Бенуа все еще «положительно склоняется к предпочтению большевиков», но на дворе пока еще только январь 1918 г. Появляются первые серьезные сомнения и тревоги – они связаны с собственной коллекцией произведений искусства, с коллекционированием и с положением частной собственности вообще: а вдруг даже у самых «авторитетных» попутчиков большевизма (а не только у буржуев и великих князей, которых не жалко) все отберут, пустив их с семьей по миру… Пока еще Бенуа и его друзья (Браз, Яремич, Аргутинский, Сомов и прочие) усердно посещают многочисленные тогдашние распродажи антиквариата. Но вот уже в конце января 1918 г. – тревожные сигналы:

«Сегодня в «Речи» маленькая заметочка о предполагающемся декрете Луначарского, направленном на уничтожение антикварной торговли… вся наша комиссия насторожилась и собирается дать отпор. Ужасно в большевиках не то, что деспотичны (всякая власть такова), но то, что согласно своей книжной программе они не могут не вмешиваться в частную жизнь, что таковая вообще для них не существует, а, следовательно, они сделают в смысле разрушения быта больше, чем все пресловутые жестокости царизма. Ведь «национализация» антиквариата поведет за собой вообще национализацию торговли художественными произведениями, превратит художника в государственного чиновника и пенсионера. Во всяком случае, я предпочту отказаться от искусства. Лучше тогда торговать газетами на перекрестках…»

К тому времени генералы и знатные дамы уже торговали газетами, а офицеры чистили снег на улицах.

Итак, ненависть к братоубийственной войне, страх за милую немку жену, полунемецких детей и многочисленных немецких родственников толкает Бенуа в объятия большевиков, которые должны остановить войну.

Бенуа становится в эти годы в большей степени большевиком, чем сам Горький, чем очередная жена Горького, ленинский «агент-феномен» М. Ф.

Андреева, чем нарком Луначарский… Даже большевистскую верхушку Бенуа обвиняет в робости и нашептывает большевикам (в интимности своего дневника) еще в июле 1917 г.: «Так берите же власть!» «Скорее берите власть!»

Наконец, большевики взяли власть, но снова они кажутся гуманисту и интеллигенту Бенуа недостаточно жесткими: их власть «легкомысленна» и «воздушна». Вот январская дневниковая запись Бенуа за 1918 г. Редактор журнала «Мелос» музыковед (а в эмиграции – пробольшевистский радикальный евразиец) П. Сувчинский приходит из «министерского»

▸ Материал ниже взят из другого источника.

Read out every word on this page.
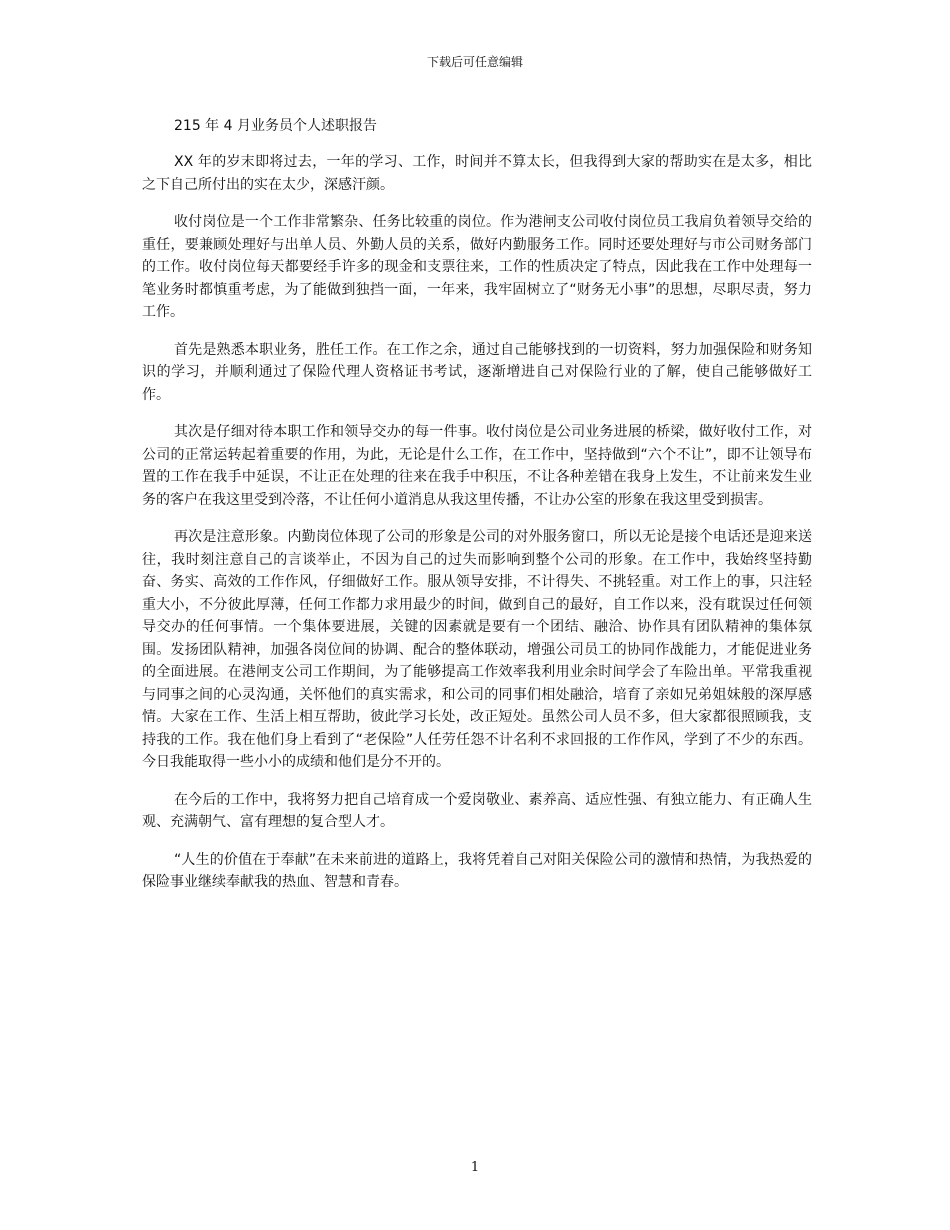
下载后可任意编辑

215 年 4 月业务员个人述职报告

XX 年的岁末即将过去，一年的学习、工作，时间并不算太长，但我得到大家的帮助实在是太多，相比之下自己所付出的实在太少，深感汗颜。

收付岗位是一个工作非常繁杂、任务比较重的岗位。作为港闸支公司收付岗位员工我肩负着领导交给的重任，要兼顾处理好与出单人员、外勤人员的关系，做好内勤服务工作。同时还要处理好与市公司财务部门的工作。收付岗位每天都要经手许多的现金和支票往来，工作的性质决定了特点，因此我在工作中处理每一笔业务时都慎重考虑，为了能做到独挡一面，一年来，我牢固树立了“财务无小事”的思想，尽职尽责，努力工作。

首先是熟悉本职业务，胜任工作。在工作之余，通过自己能够找到的一切资料，努力加强保险和财务知识的学习，并顺利通过了保险代理人资格证书考试，逐渐增进自己对保险行业的了解，使自己能够做好工作。

其次是仔细对待本职工作和领导交办的每一件事。收付岗位是公司业务进展的桥梁，做好收付工作，对公司的正常运转起着重要的作用，为此，无论是什么工作，在工作中，坚持做到“六个不让”，即不让领导布置的工作在我手中延误，不让正在处理的往来在我手中积压，不让各种差错在我身上发生，不让前来发生业务的客户在我这里受到冷落，不让任何小道消息从我这里传播，不让办公室的形象在我这里受到损害。

再次是注意形象。内勤岗位体现了公司的形象是公司的对外服务窗口，所以无论是接个电话还是迎来送往，我时刻注意自己的言谈举止，不因为自己的过失而影响到整个公司的形象。在工作中，我始终坚持勤奋、务实、高效的工作作风，仔细做好工作。服从领导安排，不计得失、不挑轻重。对工作上的事，只注轻重大小，不分彼此厚薄，任何工作都力求用最少的时间，做到自己的最好，自工作以来，没有耽误过任何领导交办的任何事情。一个集体要进展，关键的因素就是要有一个团结、融洽、协作具有团队精神的集体氛围。发扬团队精神，加强各岗位间的协调、配合的整体联动，增强公司员工的协同作战能力，才能促进业务的全面进展。在港闸支公司工作期间，为了能够提高工作效率我利用业余时间学会了车险出单。平常我重视与同事之间的心灵沟通，关怀他们的真实需求，和公司的同事们相处融洽，培育了亲如兄弟姐妹般的深厚感情。大家在工作、生活上相互帮助，彼此学习长处，改正短处。虽然公司人员不多，但大家都很照顾我，支持我的工作。我在他们身上看到了“老保险”人任劳任怨不计名利不求回报的工作作风，学到了不少的东西。今日我能取得一些小小的成绩和他们是分不开的。

在今后的工作中，我将努力把自己培育成一个爱岗敬业、素养高、适应性强、有独立能力、有正确人生观、充满朝气、富有理想的复合型人才。

“人生的价值在于奉献”在未来前进的道路上，我将凭着自己对阳关保险公司的激情和热情，为我热爱的保险事业继续奉献我的热血、智慧和青春。

1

кабинета комиссара Луначарского «в каком-то «восторженно-ироническом ужасе»:

«Его поразило, что Луначарский диктовал свое письмецо, сидя на туалете… Лариса (речь идет об эгерии революции Ларисе Рейснер – Б. Н.) тоже «присаживалась» на все столы. Я уже так привык ко всему подобному гротеску, что его и не замечаю. Легкомыслие и какая-то «воздушность»

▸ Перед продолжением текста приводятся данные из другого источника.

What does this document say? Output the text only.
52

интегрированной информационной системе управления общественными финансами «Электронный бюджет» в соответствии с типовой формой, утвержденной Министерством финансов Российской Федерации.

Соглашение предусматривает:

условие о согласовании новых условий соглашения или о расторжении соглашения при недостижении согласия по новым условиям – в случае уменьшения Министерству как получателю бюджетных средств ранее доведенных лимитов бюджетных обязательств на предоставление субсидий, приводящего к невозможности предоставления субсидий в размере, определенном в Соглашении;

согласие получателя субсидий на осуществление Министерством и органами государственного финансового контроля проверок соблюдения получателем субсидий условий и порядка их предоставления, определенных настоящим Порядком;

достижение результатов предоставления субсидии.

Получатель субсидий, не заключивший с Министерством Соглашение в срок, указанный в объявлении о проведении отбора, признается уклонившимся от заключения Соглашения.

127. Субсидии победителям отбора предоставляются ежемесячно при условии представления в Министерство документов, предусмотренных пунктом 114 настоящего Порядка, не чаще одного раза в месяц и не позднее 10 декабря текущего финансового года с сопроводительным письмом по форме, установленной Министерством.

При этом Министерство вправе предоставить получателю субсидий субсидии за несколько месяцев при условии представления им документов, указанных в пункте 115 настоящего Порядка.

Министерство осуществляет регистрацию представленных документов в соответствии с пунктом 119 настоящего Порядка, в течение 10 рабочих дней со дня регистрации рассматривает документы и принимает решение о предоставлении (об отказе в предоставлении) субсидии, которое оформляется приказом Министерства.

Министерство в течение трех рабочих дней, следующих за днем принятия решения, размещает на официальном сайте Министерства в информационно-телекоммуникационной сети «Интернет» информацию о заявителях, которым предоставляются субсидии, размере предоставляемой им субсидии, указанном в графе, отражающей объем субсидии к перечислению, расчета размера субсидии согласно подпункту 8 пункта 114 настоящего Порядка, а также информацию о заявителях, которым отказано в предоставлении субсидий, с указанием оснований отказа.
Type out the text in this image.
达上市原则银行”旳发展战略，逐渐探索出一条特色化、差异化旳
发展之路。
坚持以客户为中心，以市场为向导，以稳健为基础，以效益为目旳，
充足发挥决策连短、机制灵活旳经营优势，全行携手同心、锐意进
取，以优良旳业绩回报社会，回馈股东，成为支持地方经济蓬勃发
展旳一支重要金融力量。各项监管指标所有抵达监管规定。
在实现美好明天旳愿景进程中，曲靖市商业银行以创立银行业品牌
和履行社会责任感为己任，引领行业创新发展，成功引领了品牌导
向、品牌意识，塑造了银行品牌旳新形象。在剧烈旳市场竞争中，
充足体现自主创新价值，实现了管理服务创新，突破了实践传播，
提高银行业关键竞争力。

общего тона тоже поразили Сувчинского. Во всем, что сейчас происходит, эти черты сами по себе скорее тревожные, в то же время смешат и обезоруживают. Судя по «Новой жизни», Зилоти выпущен, судя по сведениям Сувчинского – «все еще сидит». И … очень доволен».

Так же «легкомысленно» и «воздушно» относится интеллигент Бенуа к восстановлению большевиками смертной казни. Бенуа даже посмеивается над встревоженностью Луначарского по поводу расстрела в крепости кучки солдат, громивших магазины.

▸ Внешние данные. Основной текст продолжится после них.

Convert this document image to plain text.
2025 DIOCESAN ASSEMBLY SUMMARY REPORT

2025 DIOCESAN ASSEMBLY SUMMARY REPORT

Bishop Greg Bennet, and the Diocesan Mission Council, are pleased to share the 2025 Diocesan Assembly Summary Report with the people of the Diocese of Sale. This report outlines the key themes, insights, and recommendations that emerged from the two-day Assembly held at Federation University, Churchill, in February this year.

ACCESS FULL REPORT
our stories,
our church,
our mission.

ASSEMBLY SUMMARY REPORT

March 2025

Сам Бенуа нисколечко не встревожен: «А к чему еще придется прибегнуть, раз не находятся способы, чтобы покончить с главным развращающим злом – с войной…»

Бенуа еще полон надежд. Свой очередной день рождения весной г. оптимистический сторонник большевиков встречает с полным непониманием размеров российской катастрофы:

«Пятница, 21 апреля. Мое рождение. Мне 47 лет. Прошу Господа Бога дать мне счастье в начавшемся годе – увидеть водворение мира, лично же для себя и для своих прошу дать силу остаться верным себе и при этом сохранить здоровье, любовь и некоторый достаток».

Бенуа не зря так беспокоился о сохранении своего дневника – не только как литературного произведения, но и как психологического портрета интеллигента в русской революции… Сорок лет спустя, готовя текст дневника к изданию, 86-летний Бенуа сделал кратчайшую вставку о «порабощении духа» в России, которое единственно и разделило его с большевиками (сорока лет все же хватило, чтобы понять сущность диктатуры):

«В ряды «белогвардейцев» (как о том сообщается в разных советских изданиях) я никогда не вступал, однако и не мог себе представить, чтоб я мог вернуться в условия того «порабощения духа», которым прославилась наша родина, - и это несмотря на все, что в ней продолжает меня манить и пленять…»

Дневниковые записи Бенуа обрываются в 1918 г. В 1919 г. последовали настоящий голод, унижения, разруха, развал, кровавый разгул насилия.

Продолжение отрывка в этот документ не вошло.